Healthy tuna fish sandwich

I won’t lie to you.


I. love. Canned. Tuna. Fish…With mayo. It’s one of those comfort foods from my childhood…canned tuna (with mayo) on warm toast. As a kid, I HATED when my mother would sneak icky celery, scallions or - heaven forbid - onion in it. I just wanted it plain. With mayo. Did I mention the mayo?


Well, I’ve since grown up to have a more mature palate (perhaps ;) and am aware that slathering mayo on toast probably isn’t the healthiest lunch. And I know the science behind all the heart healthy omega three fatty acids in tuna and why fatty fish should be added to your weekly routine at least twice. (Click here to read my easy guide to cooking fish) So, I’ve come up with a few quick and easy healthy canned tuna recipe ideas to integrate in my family’s routine.

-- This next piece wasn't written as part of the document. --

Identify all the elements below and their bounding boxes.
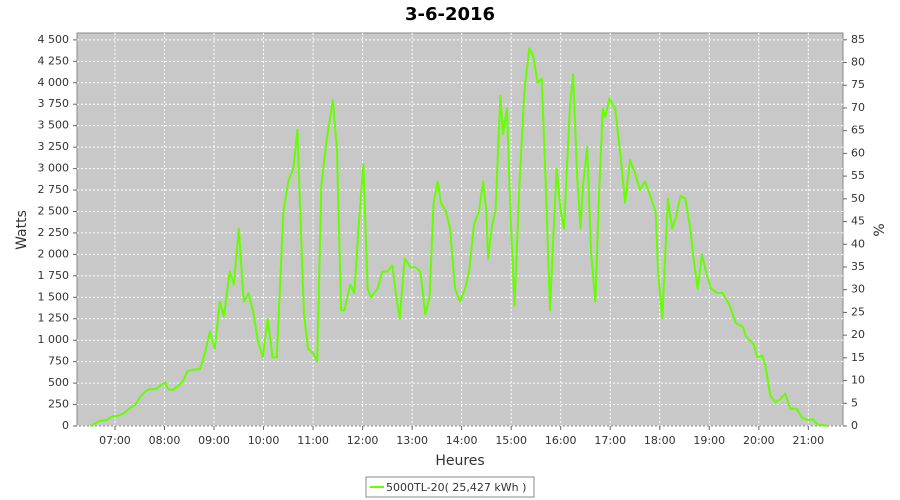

Canned tuna is also a great backup pantry item. It’s always there, just waiting to be opened when you’ve run out of other ideas. If I don’t make a lunch for my husband, he buys lunch out every day. He works in an area with a great selection of restaurants, so I can’t blame him, but this can easily add up to $50.00 per week. Absurd. Even if I can whip up a couple quick lunches each week, it’ll save quite a bit of money. (In case you’re worried about mercury in tuna, read my article on how much fish you (and little kiddos) should, and can, eat safely.) Canned tuna (or other fish) has always made a healthy, quick lunch. (And still does.)


These 5 variations of a quick and healthy tuna salad recipe should keep the boredom down and the omega 3’s up!


Mix 1 or more cans of solid white tuna with a little mayo, or a little extra virgin olive oil, and enjoy experimenting!


5 Simple Tuna Fish Recipes

Simple, Easy and Healthy Canned Tuna Recipes


1. Fresh, thyme, chopped celery, shredded carrots, chopped scallions

2. Black olives, capers, grated red onion, celery, garlic

3. Dijon mustard, halved cherry tomatoes, chopped cucumber

4. Italian tuna (packed in oil), fresh lemon juice, chopped fresh parsley

5. Chopped avocado + halved cherry tomatoes


What's your favorite healthy way to make tuna?